Decision #577
Define maximum length of identifiers
100%
Description
The identifier type is currently defined as "unicode string of printable characters, excluding whitespace". There are however, practical limitations to the maximum length of strings imposed by the various uses and storage of identifiers.
URLs have a practical length limit of abut 2048 characters (primarily imposed by IE). Apache ups this to about 4000.

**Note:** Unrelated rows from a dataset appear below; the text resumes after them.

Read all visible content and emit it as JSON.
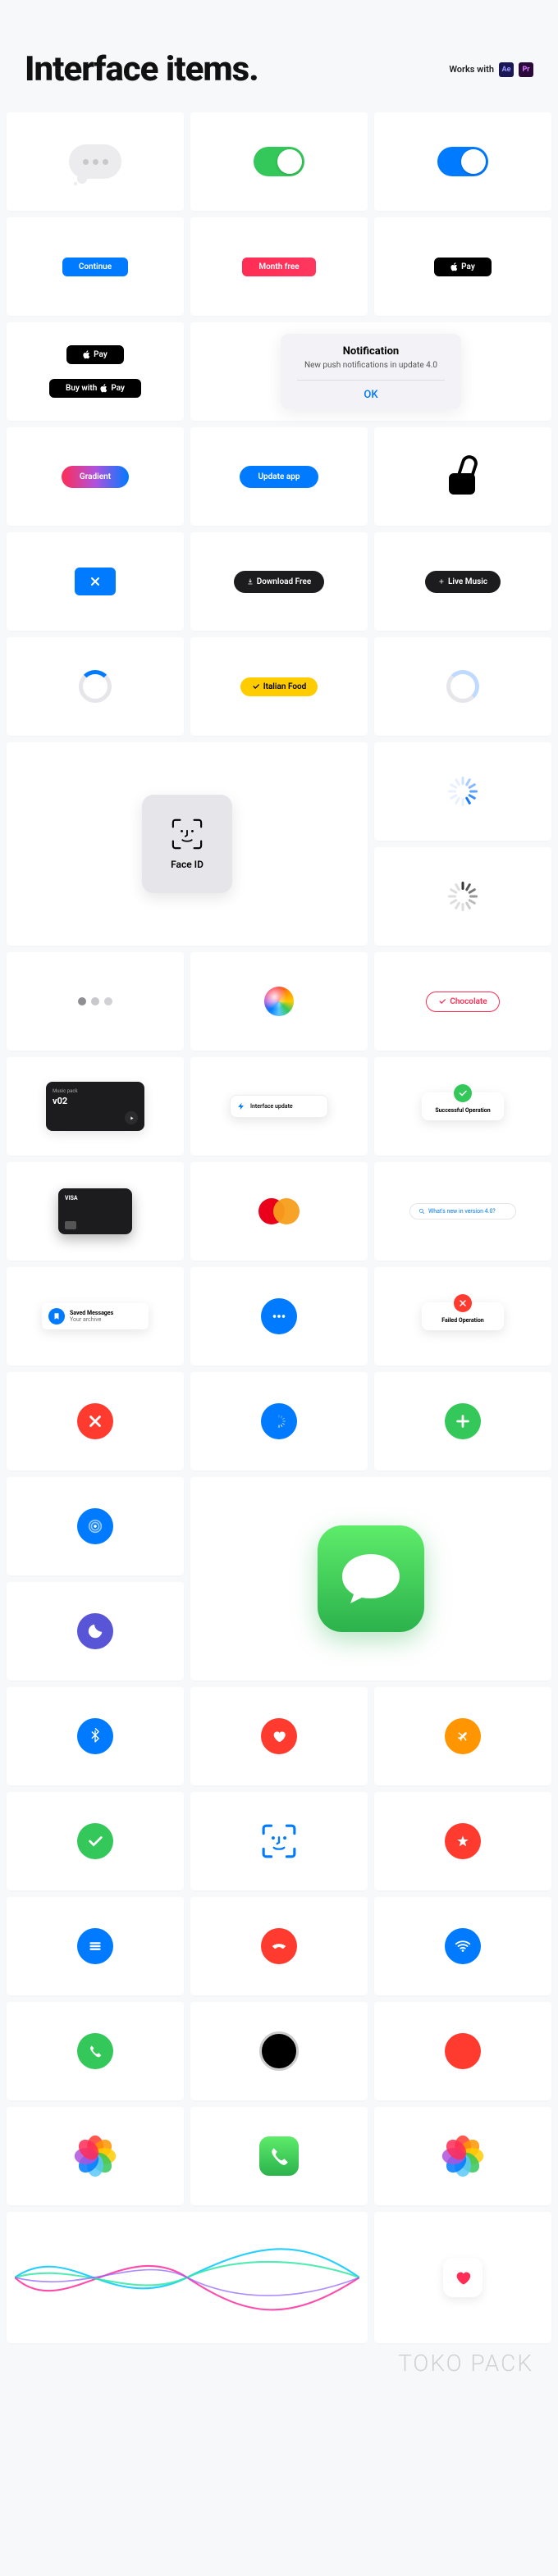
{
  "header": {
    "title": "Interface items.",
    "works_with_label": "Works with",
    "apps": {
      "ae": "Ae",
      "pr": "Pr"
    }
  },
  "buttons": {
    "continue": "Continue",
    "month_free": "Month free",
    "apple_pay": "Pay",
    "buy_with_apple_pay_prefix": "Buy with",
    "buy_with_apple_pay_suffix": "Pay",
    "gradient": "Gradient",
    "update_app": "Update app",
    "download_free": "Download Free",
    "live_music": "Live Music",
    "italian_food": "Italian Food",
    "chocolate": "Chocolate"
  },
  "notification": {
    "title": "Notification",
    "body": "New push notifications in update 4.0",
    "ok": "OK"
  },
  "faceid": {
    "label": "Face ID"
  },
  "cards": {
    "music_title": "Music pack",
    "music_sub": "v02",
    "interface_update": "Interface update",
    "success": "Successful Operation",
    "failed": "Failed Operation",
    "visa": "VISA",
    "search_placeholder": "What's new in version 4.0?",
    "toast_title": "Saved Messages",
    "toast_sub": "Your archive"
  },
  "footer": {
    "brand": "TOKO PACK"
  }
}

In data stores, identifiers will likely be used as primary keys. The limitations imposed by various relational DBs include:
MySQL: CHAR or VARCHAR = 256
Postgres: 1e9 chars (2GB storage limit)
sqlite: 1e9 (configurable)
URLs are often used as identifiers, and these can be quite long (certainly longer than 256 chars), so 256 seems like an unreasonable limitation, and technical solutions are available for this (e.g. in mysql store identifier as text and create a lookup table with a hash of the identifier as key).
Identifiers are used in DataONE REST calls (e.g. get() and resolve()), so the total length of the DataONE URL should not exceed the practical URL length limitations imposed by common browsers and libraries.
So, given that IE apparently imposes a 2k limit on URLs, split that in half to 1k.
Evaluation of identifiers in KNB by Matt indicates a maximum identifier length of 239 characters.
Dryad IDs are a max of 38, extending soon to 60 chars.
At the Feb Santa Barbara we came up with a max length of 800 chars, which seems kind of arbitrary, though safe from a functional perspective.
So 800 chars it is. Updating the Types docs.